Kelly, a Democrat, removed exemptions Tuesday for churches and funerals, subjecting them to 10-person limits. The next day, Kansas Attorney General Derek Schmidt strongly discouraged law enforcement from policing Kelly’s order, and the state’s Legislative Coordinating Council voted 5-2 (along party lines) to overturn the portion of the order affecting churches.
Are Religious Rights at Stake?
Senate President Susan Wagle, a Republican, opposed Gov. Kelly’s action, saying it’s wrong to “use this crisis, or any other crisis, as a basis to restrict our constitutional rights.” Churches, Wagle adds, should follow health advice “with free will, not a mandate by big brother” because “this is still America.”
Other Republicans chided the order for singling out churches while permitting gatherings at malls, libraries, and airports. “Our families still want to experience the joy of celebrating Easter and still carry the heartache of burying our loved ones,” says Speaker Pro Tem Blaine Finch. “I trust our faith leaders to exercise good judgment, do what’s right, and keep people safe.” Before voting to overturn the order, Finch said, “I think we have a duty to look out for one another and not spread this virus.”
Randy Quinn, senior pastor at Wichita’s West Heights United Methodist Church, doesn’t think the government is trying to impinge on rights and says people who feel that way “are pushing the wrong issue at the wrong time.” During this pandemic, Quinn adds, safety comes first, and worship can be done with one’s family. “I don’t need a gathering of 1,000 people, or 100 people, or 25 people to be in a spirit of worship and connection with God,” he says.
Three COVID-19 outbreaks in Kansas have been traced to religious gatherings.
Staying at Home Is Prudent, Most Church Leaders Agree
As in other parts of America, most Kansas pastors are sticking with virtual worship as the pandemic peak approaches. Dan Entwistle, senior executive director at Leawood’s Church of the Resurrection, says congregants have indicated they’re more connected than ever, thanks to technology.
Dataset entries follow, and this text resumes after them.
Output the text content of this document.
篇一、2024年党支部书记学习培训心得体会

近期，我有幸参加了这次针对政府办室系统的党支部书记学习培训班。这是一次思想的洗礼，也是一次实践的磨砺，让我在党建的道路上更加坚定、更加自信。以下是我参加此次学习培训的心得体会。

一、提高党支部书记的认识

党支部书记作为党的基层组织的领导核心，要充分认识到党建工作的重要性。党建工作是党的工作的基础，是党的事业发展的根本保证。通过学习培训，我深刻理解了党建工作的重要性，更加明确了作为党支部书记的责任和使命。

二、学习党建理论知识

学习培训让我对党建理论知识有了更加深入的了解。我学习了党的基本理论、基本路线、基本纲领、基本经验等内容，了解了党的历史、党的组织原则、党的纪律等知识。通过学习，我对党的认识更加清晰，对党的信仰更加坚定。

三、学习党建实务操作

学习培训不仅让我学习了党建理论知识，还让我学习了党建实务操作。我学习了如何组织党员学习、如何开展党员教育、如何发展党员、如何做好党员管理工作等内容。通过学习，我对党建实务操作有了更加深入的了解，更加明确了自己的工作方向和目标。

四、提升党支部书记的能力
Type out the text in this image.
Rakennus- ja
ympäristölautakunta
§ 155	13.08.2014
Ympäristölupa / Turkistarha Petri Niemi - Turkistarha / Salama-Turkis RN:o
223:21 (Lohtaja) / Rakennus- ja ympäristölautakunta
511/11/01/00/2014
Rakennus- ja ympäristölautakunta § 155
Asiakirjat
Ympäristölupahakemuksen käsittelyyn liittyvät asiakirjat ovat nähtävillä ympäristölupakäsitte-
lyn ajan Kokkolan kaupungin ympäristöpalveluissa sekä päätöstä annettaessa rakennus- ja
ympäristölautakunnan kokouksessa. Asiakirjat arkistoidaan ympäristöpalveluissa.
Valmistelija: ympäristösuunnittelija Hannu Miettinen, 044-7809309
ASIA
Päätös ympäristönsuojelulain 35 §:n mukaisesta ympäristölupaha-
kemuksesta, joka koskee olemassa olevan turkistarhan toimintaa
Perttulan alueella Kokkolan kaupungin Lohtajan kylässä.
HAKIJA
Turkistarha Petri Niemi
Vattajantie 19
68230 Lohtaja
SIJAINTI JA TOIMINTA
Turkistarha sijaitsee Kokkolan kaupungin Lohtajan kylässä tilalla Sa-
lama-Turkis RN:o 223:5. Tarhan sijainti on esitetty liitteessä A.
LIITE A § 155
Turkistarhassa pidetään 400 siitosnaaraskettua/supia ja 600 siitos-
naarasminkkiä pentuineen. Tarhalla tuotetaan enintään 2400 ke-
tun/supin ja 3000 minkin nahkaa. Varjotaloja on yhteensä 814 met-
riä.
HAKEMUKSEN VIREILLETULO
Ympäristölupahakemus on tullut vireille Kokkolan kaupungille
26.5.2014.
Attendance—or viewership—has doubled lately, he says, and leaders are making decisions based on both faith and science. “If we are expecting God to protect us despite the risks that we put in front of ourselves, then instead of us becoming agents of healing in the community,” Entwistle says, “we can actually become agents of harm by infecting others.”
New findings from Lifeway Research indicate that most U.S. Protestant pastors have hit pause on in-person worship to safeguard physical health. By March 15, 64 percent of pastors held in-person services, but by March 29, only seven percent did. Only three percent of pastors surveyed say they’ll have in-person gatherings no matter what.
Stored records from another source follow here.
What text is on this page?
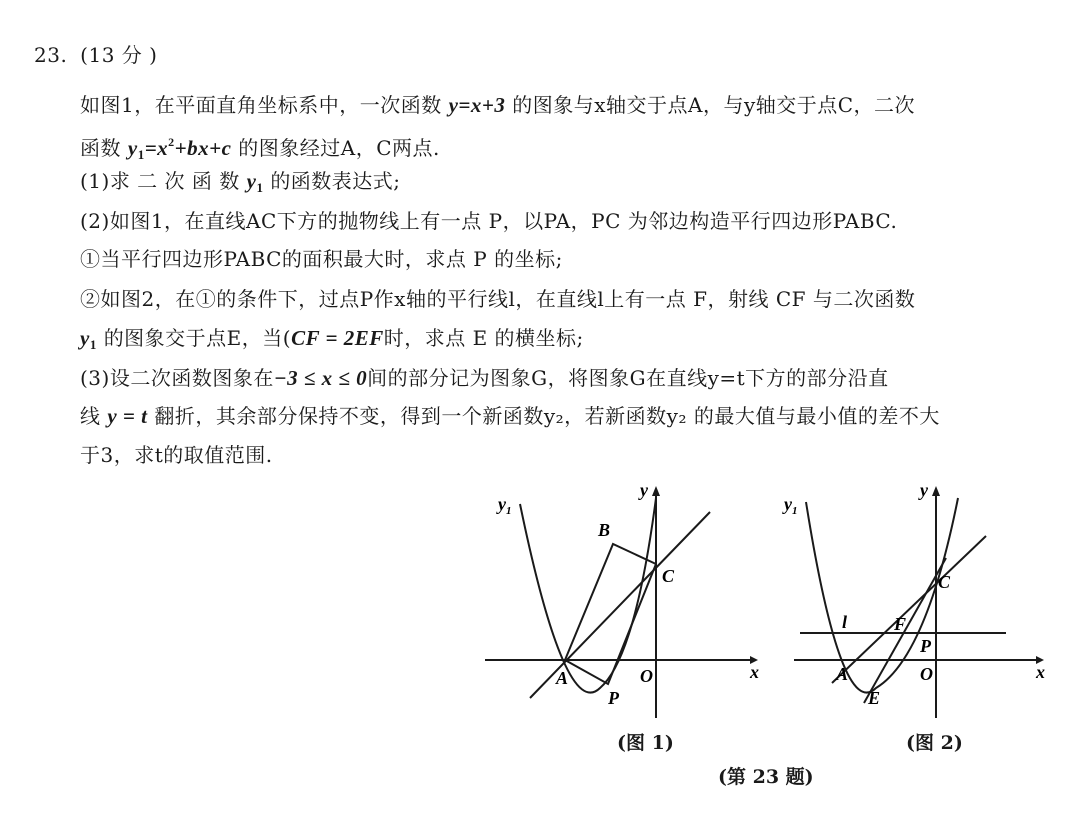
23. (13 分 )
如图1，在平面直角坐标系中，一次函数 y=x+3 的图象与x轴交于点A，与y轴交于点C，二次
函数 $y_1=x^2+bx+c$ 的图象经过A，C两点.
(1)求 二 次 函 数 $y_1$ 的函数表达式;
(2)如图1，在直线AC下方的抛物线上有一点 P，以PA，PC 为邻边构造平行四边形PABC.
①当平行四边形PABC的面积最大时，求点 P 的坐标;
②如图2，在①的条件下，过点P作x轴的平行线l，在直线l上有一点 F，射线 CF 与二次函数
$y_1$ 的图象交于点E，当(CF = 2EF时，求点 E 的横坐标;
(3)设二次函数图象在−3 ≤ x ≤ 0间的部分记为图象G，将图象G在直线y=t下方的部分沿直
线 y = t 翻折，其余部分保持不变，得到一个新函数y₂，若新函数y₂ 的最大值与最小值的差不大
于3，求t的取值范围.
$y_1$
y
x
B
C
A	O
P
(图 1)
$y_1$
y
x
l	F
C
P
A	O
E
(图 2)
(第 23 题)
Pastors also report adopting technology rapidly to try to keep people connected, which is a top concern. “The lack of [physical] presence pains many pastors and their congregations,” says Scott McConnell, Lifeway’s executive director, “but they are utilizing technology like never before to stay connected until they can meet again.” He adds, “Gathering for worship as a local church is a fundamental expression of the body of Christ, but so are valuing life and loving others.”